Dubliner Hüter des Friedens

Paul Gray und Annemarie Higgins sind als Polizisten im Norden Dublins unterwegs und oft mit Menschen unter Drogeneinfluss konfrontiert. Die reagieren oft beleidigend.

Sie entschuldigen sich sofort! Los!" Der Polizist treibt einen etwa 20 Jahre alten Obdachlosen in dem Zeitungsladen vor sich her. Der Mann trägt eine graue, ausgebeulte, schmutzige Jogginghose. Seine Haare sind fettig. Die Augen blicken leer, und seine Nase läuft. Kleinlaut geht er an den Tresen und murmelt undeutlich: "Es tut mir leid, dass ich den Schokoladenriegel geklaut habe.
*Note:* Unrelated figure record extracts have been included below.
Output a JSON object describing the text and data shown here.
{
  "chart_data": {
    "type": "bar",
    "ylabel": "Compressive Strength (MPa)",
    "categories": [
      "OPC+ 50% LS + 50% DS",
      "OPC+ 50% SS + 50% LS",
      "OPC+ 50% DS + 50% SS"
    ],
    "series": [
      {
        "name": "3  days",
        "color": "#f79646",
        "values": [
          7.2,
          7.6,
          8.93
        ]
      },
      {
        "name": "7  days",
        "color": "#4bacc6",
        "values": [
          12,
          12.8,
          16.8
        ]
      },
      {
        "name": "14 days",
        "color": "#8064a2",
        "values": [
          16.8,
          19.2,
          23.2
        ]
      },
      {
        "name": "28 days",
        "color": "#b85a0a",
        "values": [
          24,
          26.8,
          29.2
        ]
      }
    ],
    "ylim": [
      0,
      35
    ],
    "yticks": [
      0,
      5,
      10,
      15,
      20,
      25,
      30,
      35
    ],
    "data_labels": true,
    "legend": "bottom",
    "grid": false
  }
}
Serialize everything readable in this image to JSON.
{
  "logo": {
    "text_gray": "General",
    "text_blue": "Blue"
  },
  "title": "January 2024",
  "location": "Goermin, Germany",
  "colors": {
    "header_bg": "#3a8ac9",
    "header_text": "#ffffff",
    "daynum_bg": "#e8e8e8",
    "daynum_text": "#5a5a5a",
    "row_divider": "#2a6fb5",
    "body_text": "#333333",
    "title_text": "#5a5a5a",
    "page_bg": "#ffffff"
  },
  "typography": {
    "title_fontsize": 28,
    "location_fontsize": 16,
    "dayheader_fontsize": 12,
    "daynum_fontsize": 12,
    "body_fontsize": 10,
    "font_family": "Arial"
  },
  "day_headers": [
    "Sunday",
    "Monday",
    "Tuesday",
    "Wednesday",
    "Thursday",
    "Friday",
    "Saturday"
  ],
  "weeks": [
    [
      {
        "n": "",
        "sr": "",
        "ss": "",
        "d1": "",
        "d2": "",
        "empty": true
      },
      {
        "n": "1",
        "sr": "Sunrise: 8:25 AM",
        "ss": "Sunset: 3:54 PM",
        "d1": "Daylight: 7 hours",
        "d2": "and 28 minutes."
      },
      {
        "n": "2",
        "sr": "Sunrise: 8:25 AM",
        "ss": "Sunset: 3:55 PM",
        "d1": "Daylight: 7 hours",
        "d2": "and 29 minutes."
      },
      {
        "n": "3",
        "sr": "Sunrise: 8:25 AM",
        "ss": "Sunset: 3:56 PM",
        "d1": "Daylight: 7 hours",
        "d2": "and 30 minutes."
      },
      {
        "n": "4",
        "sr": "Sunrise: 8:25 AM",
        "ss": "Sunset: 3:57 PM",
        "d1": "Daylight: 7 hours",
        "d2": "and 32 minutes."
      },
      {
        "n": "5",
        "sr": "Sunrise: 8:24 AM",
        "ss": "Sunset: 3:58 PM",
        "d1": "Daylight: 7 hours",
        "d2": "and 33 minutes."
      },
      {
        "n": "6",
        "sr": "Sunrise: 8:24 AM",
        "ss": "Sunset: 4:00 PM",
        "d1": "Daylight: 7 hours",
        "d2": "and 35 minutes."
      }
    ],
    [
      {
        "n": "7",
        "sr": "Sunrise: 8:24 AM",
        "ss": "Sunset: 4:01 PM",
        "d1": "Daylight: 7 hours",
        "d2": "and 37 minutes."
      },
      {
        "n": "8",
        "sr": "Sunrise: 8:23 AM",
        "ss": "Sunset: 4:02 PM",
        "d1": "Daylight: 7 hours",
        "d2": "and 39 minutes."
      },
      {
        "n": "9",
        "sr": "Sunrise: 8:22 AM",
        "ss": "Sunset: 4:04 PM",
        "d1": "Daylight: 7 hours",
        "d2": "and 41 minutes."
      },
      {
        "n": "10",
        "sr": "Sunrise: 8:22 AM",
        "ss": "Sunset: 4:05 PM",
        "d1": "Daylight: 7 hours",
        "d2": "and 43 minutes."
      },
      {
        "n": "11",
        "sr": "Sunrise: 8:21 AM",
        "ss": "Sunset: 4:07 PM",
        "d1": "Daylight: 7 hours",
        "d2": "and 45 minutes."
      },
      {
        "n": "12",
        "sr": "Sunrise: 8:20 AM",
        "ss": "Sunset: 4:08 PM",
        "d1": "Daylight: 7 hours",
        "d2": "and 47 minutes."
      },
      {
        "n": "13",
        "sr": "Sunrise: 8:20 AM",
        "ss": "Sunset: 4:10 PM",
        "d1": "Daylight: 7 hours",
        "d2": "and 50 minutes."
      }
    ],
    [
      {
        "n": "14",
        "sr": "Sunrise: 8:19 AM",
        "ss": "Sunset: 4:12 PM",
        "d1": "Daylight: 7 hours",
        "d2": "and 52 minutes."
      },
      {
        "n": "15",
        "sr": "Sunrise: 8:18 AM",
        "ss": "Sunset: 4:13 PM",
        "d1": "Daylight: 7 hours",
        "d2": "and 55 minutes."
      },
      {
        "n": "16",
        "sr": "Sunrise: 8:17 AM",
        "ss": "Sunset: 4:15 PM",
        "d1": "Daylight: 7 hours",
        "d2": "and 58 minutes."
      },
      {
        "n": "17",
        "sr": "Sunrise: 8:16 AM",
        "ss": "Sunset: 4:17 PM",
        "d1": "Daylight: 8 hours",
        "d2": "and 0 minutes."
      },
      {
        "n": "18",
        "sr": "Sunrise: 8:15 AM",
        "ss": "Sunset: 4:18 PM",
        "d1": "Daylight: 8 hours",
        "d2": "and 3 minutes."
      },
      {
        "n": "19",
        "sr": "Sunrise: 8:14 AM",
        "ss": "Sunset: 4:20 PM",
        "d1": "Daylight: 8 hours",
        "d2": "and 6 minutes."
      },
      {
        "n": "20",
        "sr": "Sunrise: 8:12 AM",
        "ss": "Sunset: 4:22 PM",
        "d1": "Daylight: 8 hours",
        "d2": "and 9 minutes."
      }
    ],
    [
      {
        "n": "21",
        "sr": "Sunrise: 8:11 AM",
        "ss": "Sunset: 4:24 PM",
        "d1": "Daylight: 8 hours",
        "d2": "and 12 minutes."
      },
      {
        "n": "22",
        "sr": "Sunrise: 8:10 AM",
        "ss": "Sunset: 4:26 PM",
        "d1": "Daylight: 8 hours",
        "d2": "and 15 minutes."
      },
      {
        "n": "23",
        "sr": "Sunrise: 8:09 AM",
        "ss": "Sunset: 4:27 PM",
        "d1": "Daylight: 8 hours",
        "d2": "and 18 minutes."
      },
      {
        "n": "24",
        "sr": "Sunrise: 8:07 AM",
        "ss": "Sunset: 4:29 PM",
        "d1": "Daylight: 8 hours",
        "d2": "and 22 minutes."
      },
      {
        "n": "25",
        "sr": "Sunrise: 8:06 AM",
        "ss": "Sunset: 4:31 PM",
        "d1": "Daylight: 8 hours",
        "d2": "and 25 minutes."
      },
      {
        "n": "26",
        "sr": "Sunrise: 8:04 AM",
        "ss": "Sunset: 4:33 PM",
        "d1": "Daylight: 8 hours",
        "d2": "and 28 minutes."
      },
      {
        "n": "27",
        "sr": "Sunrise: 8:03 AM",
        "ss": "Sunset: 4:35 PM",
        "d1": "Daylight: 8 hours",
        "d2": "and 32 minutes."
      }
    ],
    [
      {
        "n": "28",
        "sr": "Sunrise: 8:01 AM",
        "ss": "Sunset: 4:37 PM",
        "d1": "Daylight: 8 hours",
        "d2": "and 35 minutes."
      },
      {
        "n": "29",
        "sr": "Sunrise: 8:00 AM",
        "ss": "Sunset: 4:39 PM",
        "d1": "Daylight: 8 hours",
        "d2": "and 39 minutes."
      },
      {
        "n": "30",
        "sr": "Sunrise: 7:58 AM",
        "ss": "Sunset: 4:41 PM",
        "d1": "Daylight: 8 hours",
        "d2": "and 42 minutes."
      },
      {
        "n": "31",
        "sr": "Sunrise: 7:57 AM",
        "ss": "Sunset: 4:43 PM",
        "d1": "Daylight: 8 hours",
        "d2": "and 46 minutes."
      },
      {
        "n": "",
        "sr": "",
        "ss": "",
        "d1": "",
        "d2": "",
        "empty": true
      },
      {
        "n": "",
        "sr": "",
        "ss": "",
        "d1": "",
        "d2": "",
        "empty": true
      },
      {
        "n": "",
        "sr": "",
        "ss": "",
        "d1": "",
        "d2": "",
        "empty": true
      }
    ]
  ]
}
Hier sind zwei Euro. Es kommt nicht mehr vor. Versprochen." Der junge Mann verlässt das Geschäft. Paul Gray lächelt erleichtert. In Dublin ist er Garda Siochana. Das ist Gälisch und heißt "Hüter des Friedens". Gray ist Mitte 20, hat kurze mittelblonde Haare und blaue Augen. Mit seinen 190 Zentimetern sieht er ziemlich einschüchternd aus.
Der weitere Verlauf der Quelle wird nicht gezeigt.